Currently faced with an envionment that looks as such:
ETL Tool: Informatica
Requirement: Low Latency / Near Real Time Data Availability
Problem: When pulling data out of the AS/400 Journals (via CDC), populating in to a Teradata Staging Table (via TPT/Stream), the loads do not complete in time (due to the near real time data SLA's and data volumes). Additionally we are using a significant amount of sessions with this this approach which has a long term setback (high cost) when looking at the number of loads that run in the pipeline (sessions etc).
Consideration: Currently considering an Architecture where data is moved in to flat files first (at no cost) then merging like data into a consolidated file (again at no cost). Finally, using a single load as opposed to multiple streams (at a much lower cost and increased performance) to load that data in to a target table.
Suggested approach reduces number of overall sessions and cost on the Teradata box (which can be used elsewhere) and increases performance at the trade off of landing data files temporarily. Are there any other best practices that should be considered here or concerns to be looked at? This seems to be our best approach so far.
Thanks in Advance
How long has the existing CDC process been in place? Is it home grown? Was Teradata engaged to tune or architect it? The reason I'm asking is I know of a client that uses a similiar approach and I don't remember them having problems but then again the data volumns may not be equivalent.
What Id recommend is that you just test your new approach and see if it meets your SLA requirements. It is sound but don't make too many assumptions till you've ran some tests bulk loading the data in the fashion you described above.
You should make sure to engage your Teradata Solution Architect/AE for additional help.
The CDC process has been in place for sometime and we have done a POC which shows the proposed architcture working nicely. The concern really is whether there is another alternative methodology we should consider other than using an interim file system. We have Teradata expertise on the ground here (past employees and PS). This was a sanity check to see if there is something else we should consider as experience in the real time DW enironment is lacking (compared to batch and mini batch).
Then you should be good then. You could possibly improve performance through elimination of the landing of the data. Below is a link you can look at which shows a TPT only example. I personally prefer to have the file landed.
Also here is an excellent Informatica Best Practices Document that you can review.
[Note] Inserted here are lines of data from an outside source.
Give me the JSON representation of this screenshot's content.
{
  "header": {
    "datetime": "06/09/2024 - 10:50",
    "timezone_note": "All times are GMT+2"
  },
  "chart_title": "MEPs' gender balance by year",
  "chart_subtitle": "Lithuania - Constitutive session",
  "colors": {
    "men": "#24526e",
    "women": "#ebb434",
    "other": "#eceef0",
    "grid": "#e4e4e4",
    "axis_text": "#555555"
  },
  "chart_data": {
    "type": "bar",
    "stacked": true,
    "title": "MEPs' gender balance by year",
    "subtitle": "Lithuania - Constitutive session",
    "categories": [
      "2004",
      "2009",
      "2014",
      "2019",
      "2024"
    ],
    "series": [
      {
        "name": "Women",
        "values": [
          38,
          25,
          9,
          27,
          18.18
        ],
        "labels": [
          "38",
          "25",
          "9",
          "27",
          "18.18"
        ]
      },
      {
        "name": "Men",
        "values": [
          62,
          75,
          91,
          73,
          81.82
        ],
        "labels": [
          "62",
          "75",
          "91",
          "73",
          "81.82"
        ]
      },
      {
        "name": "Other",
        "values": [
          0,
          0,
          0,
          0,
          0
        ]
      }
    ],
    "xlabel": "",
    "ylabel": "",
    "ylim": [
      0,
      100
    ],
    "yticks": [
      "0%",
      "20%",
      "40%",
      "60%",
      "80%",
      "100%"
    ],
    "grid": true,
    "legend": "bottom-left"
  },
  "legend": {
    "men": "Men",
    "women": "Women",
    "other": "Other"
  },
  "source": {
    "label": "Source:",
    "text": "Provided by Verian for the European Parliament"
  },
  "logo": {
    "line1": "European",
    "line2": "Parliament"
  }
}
What version of Teradata are you on?
I am always thinking of solutions :). Please bear with me, if it is out of place :)Teradata has recently acquired Think Big Analytics. Think Big Aanlytics has rich experience of integrating hadoop, HBase, Cassandra and MongoDB, and Storm for real-time complex event processing. I have evaluated quite a number of Big data/hadoop tools. I feel storm is good. I used to work with few ETL specific near real-time features like Ab Initio's continuous flow, SAP DS's real-time service. They are very slow.